Comprising the design team for Wiesenthal is Tony Award winning scenic designer Beowulf Boritt (Act One at Lincoln Center Theatre, On The Town on Broadway, Obie Award recipient for Sustained Excellence in Scenic Design),costume designer Alex Jaeger (Two Sisters and a Piano atThe Public Theatre, Venus in Fur at ACT), lighting designer Joel E. Silver (Blue Man Group in Berlin, Tokio Confidential at Atlantic Stage), and sound designer Shane Rettig (When January Feels Like Summer at Ensemble Studio Theatre, Mourning Becomes Electra at the Acorn Theatre at Theatre Row).

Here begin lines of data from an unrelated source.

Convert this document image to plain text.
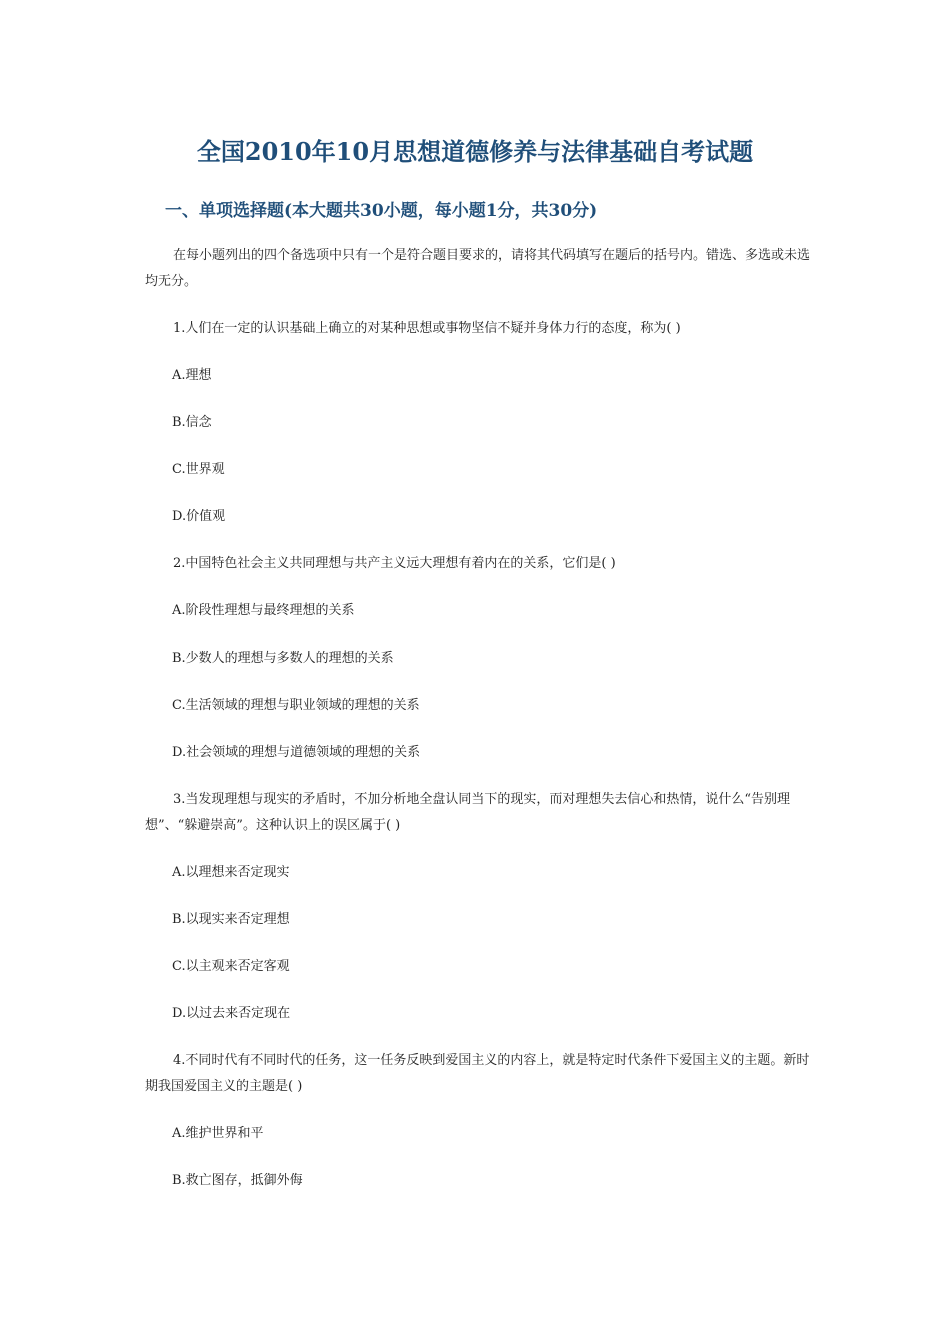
全国2010年10月思想道德修养与法律基础自考试题
一、单项选择题(本大题共30小题，每小题1分，共30分)

在每小题列出的四个备选项中只有一个是符合题目要求的，请将其代码填写在题后的括号内。错选、多选或未选均无分。

1.人们在一定的认识基础上确立的对某种思想或事物坚信不疑并身体力行的态度，称为( )

A.理想

B.信念

C.世界观

D.价值观

2.中国特色社会主义共同理想与共产主义远大理想有着内在的关系，它们是( )

A.阶段性理想与最终理想的关系

B.少数人的理想与多数人的理想的关系

C.生活领域的理想与职业领域的理想的关系

D.社会领域的理想与道德领域的理想的关系

3.当发现理想与现实的矛盾时，不加分析地全盘认同当下的现实，而对理想失去信心和热情，说什么“告别理想”、“躲避崇高”。这种认识上的误区属于( )

A.以理想来否定现实

B.以现实来否定理想

C.以主观来否定客观

D.以过去来否定现在

4.不同时代有不同时代的任务，这一任务反映到爱国主义的内容上，就是特定时代条件下爱国主义的主题。新时期我国爱国主义的主题是( )

A.维护世界和平

B.救亡图存，抵御外侮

"I am thrilled to make my New York debut with Wiesenthal," says Dugan. "My father was a WWII veteran who received The Bronze Battle Star and The Purple Heart. He liberated the Buchenwald Concentration Camp in 1945. Although I was raised Irish Catholic, I later married a Jewish woman, and now we are raising our two boys in the Jewish faith, so Simon Wiesenthal's message of tolerance has a deep resonance for me considering my father's place in Jewish history and my future in the Jewish community. Wiesenthal was a true and universal 20th Century hero as he not only fought for the rights of Jewish Holocaust victims, but Soviet, Polish, Gypsy, Jehovah's Witness and homosexual victims as well."

"Plays that engage, enlighten, and entertain audiences have always been part of my mission," says producer Daryl Roth. "Wiesenthal's story is a very significant part of our history, and I am honored to be sharing it this season."